FIRST LESSON: Introducing disabled children at Cape Recife, Keisha Johnson, left, and Siviwe Matikinka, both 7, to the game of golf are SA Disabled Golfers' Association chief executive Eugene Vorster, left, and PE Nomads member Martin King. Picture: EUGENE COETZEE
FIRST LESSON: Introducing disabled children at Cape Recife, Keisha Johnson, left, and Siviwe Matikinka, both 7, to the game of golf are SA Disabled Golfers’ Association chief executive Eugene Vorster, left, and PE Nomads member Martin King. Picture: EUGENE COETZEE

NOMADS golfers have thrown their weight behind an initiative to assist disabled players with a series of events at schools in Port Elizabeth.

The roadshows are part of a drive by the SA Disabled Golf Association (Sadga) to grow the development of the sport among the disabled community, a programme sponsored by Nomads.

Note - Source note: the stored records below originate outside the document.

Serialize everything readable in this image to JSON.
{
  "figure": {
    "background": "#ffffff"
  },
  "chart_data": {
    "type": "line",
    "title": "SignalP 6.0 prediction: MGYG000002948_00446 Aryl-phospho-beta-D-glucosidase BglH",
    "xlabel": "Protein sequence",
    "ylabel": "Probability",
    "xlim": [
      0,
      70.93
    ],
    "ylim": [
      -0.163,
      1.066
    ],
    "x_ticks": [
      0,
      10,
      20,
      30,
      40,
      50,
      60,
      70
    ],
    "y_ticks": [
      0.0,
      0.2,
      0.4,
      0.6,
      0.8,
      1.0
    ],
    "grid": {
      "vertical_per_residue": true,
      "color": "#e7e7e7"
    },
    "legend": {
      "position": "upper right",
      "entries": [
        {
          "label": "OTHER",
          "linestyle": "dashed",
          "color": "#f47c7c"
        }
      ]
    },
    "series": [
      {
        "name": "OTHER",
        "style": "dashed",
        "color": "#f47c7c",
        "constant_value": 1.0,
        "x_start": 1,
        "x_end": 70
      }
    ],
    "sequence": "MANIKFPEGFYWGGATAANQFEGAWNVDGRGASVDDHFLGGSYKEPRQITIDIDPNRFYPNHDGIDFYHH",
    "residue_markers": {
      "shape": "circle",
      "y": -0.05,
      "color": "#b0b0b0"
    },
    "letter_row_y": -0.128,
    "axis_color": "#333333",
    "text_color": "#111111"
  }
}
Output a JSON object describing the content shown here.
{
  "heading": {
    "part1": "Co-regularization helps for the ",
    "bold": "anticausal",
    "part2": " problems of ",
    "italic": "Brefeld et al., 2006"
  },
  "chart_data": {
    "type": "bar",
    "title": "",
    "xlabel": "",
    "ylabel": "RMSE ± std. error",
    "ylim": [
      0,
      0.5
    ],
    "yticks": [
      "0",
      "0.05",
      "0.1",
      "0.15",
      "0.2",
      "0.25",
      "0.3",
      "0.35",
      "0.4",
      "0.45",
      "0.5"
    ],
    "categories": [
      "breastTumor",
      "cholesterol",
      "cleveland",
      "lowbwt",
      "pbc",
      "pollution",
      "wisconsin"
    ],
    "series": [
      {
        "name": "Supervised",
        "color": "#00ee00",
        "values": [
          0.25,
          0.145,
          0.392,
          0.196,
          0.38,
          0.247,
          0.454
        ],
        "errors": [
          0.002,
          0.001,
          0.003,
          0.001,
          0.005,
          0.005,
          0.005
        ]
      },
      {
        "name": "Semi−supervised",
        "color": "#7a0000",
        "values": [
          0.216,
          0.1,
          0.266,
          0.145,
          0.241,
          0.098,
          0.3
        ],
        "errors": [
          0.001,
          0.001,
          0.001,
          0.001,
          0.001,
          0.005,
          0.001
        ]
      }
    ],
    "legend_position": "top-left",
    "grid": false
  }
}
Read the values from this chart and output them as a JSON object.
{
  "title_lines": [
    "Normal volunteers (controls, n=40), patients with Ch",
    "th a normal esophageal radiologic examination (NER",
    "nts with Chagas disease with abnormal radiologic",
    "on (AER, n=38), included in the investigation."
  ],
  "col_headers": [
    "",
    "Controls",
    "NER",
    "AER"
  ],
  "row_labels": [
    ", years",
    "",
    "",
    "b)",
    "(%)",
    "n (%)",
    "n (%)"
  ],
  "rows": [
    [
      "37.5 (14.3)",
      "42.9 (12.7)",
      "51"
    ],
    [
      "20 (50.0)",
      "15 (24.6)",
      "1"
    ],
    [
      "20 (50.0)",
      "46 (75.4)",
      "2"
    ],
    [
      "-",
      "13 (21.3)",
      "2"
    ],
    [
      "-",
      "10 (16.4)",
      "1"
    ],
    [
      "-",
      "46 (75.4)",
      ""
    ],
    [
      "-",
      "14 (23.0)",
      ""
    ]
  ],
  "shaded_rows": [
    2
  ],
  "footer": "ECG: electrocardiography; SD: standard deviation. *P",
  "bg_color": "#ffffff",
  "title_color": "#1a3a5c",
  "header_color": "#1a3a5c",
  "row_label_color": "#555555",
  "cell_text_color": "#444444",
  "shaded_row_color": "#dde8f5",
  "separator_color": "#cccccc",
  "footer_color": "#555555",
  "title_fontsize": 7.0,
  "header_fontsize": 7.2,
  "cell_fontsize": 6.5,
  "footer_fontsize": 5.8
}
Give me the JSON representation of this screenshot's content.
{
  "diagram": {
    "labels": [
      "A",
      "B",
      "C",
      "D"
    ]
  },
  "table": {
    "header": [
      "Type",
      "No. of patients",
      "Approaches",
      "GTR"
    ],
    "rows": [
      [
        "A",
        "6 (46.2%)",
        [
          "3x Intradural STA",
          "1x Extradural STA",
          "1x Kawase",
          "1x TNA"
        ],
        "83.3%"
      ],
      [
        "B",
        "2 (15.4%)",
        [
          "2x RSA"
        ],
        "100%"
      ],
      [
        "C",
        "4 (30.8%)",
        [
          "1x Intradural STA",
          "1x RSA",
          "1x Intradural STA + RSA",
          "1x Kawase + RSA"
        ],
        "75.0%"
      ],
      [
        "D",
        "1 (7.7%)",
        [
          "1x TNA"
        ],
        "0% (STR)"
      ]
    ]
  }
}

The shows form part of Sadga’s First Swing Programme which presents the game to disabled pupils in a fun format on a modified golf course taken to schools.

The programme went to Cape Recife School and Cheshire Homes, as well as Lonwabo and Reubin Biring in Missionvale.

Sadga executive director Eugene Vorster says the programme caters for five levels, each of which in turn accommodates blind and deaf as well as physically disabled juniors.

Level one is for juniors who cannot leave the school and are catered for in the school building with a specially designed course.

Level two takes place on school fields, while level three is for juniors who can complete nine holes of regular golf.

Level four is for those who have an official handicap and will take part in the Nedbank SA Disabled Golf Open.

Level five is for the most talented golfers who have single-figure handicaps and compete nationally and internationally.

“Nomads Golf Club SA is proud to be associated with the hard work that Sadga does with the children who are not able to enjoy this great game to the same extent as able-bodied children,” Nomads national chairman Greg Clack said.

“To see the joy on these youngsters’ faces as they achieve something like hitting a ball 20 metres or sinking a putt makes all the hard work we do worthwhile.”